Ensuring sustainable water resources management: UN assesses 130 countries

In its effort to improve the sustainable management of what is left of the world’s water resources, the United Nations (UN) has conducted a survey of 130 of its member countries to assess progress made towards the implementation of internationally-agreed approaches to the management and use of water, known as Integrated Water Resources Management (IWRM).

According to the UN, IWRM is a way forward for efficient, equitable and sustainable development and management of the world’s limited water resources, which was backed by UN Member States at the 1992 Rio Earth Summit, as part of an overall action plan on sustainable development (known as Agenda 21).
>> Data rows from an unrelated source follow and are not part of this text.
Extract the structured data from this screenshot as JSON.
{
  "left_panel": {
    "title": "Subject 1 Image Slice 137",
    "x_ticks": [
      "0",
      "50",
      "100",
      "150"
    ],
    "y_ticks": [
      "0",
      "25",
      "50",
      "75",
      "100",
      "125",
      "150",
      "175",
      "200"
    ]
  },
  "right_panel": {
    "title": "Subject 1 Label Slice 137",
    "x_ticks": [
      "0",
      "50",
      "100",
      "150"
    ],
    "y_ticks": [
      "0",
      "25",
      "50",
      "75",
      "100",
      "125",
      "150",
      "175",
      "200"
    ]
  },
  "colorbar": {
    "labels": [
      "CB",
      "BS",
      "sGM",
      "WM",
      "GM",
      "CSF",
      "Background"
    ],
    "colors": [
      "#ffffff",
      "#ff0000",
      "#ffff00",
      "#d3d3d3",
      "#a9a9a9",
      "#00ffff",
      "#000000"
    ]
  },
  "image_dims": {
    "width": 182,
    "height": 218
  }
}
A joint statement by the United Nations Environment Programme and UN-Water, on the survey and its outcome, said amid increasing and conflicting demands on the world’s water supply, IWRM integrates domestic, agricultural, industrial and environmental needs into water planning, rather than considering each demand in isolation.

It says the latest survey is intended to inform decision-making at the Rio+20 Conference in June 2012, which comes 20 years after the Earth Summit, adding that world governments will once again convene in Rio de Janeiro to take decisions on how to ensure sustainable development for the 21st century.

The survey, which was co-ordinated by the UN Environment Programme (UNEP) on behalf of UN-Water (the UN inter-agency co-ordination mechanism for freshwater issues), asked governments for their feedback on governance, infrastructure, financing, and other areas relating to water management, to gauge how successful countries have been in moving towards IWRM.

According to the press statement, overall, 90 percent of countries surveyed reported a range of positive impacts from integrated approaches to water management, following national reforms.

“Over 80 percent of countries have reformed their water laws in the past twenty years as a response to growing pressures on water resources from expanding populations, urbanisation and climate change. In many cases, such water reforms have produced significant impacts on development, including improvements to drinking water access, human health and water efficiency in agriculture,” the statement said.

It however maintains that at the same time, global progress has been slower where irrigation, rainwater harvesting and investment in freshwater ecosystem services are concerned.

Commenting on the findings of the survey, the UN Under-Secretary-General and UNEP Executive Director, Achim Steiner, said “The sustainable management and use of water – due to its vital role in food security, energy or supporting valuable ecosystem services – underpins the transition to a low-carbon, resource efficient green economy.”

He stated further that “As well as highlighting challenges, this new survey also shows important successes regarding integrated water resources management, where a more sustainable approach to water has resulted in tangible benefits for communities and the environment,” adding, “At Rio+20, governments will have the opportunity to build on these innovations and chart the way forward for sustainable development, where the water needs of a global population set to rise to nine billion by 2050, can be met in an equitable way.”

Other key findings of the survey are that water-related risks and the competition for water resources are perceived by a majority of countries to have increased over the past 20 years and domestic water supply is ranked by most countries as the highest priority for water resources management.

Also, that the majority of countries reported an increasing trend in financing for water resources development, although obstacles to implementing reforms remain, while progress on water efficiency is lagging behind other water management reforms, with less than 50 percent of national reforms addressing water efficiency.

The UN survey shows the major environmental changes that have taken place between 1992, when IWRM was firstly widely backed by governments, and today – and how water resources are managed in the face of such challenges.

For instance, the world’s population increased from 5.3 billion in 1992 to just over 7 billion this month, with impacts being felt most strongly in developing countries, which has been accompanied by increased rural-to-urban migration and high refugee movements due to climatic and socio-political disasters.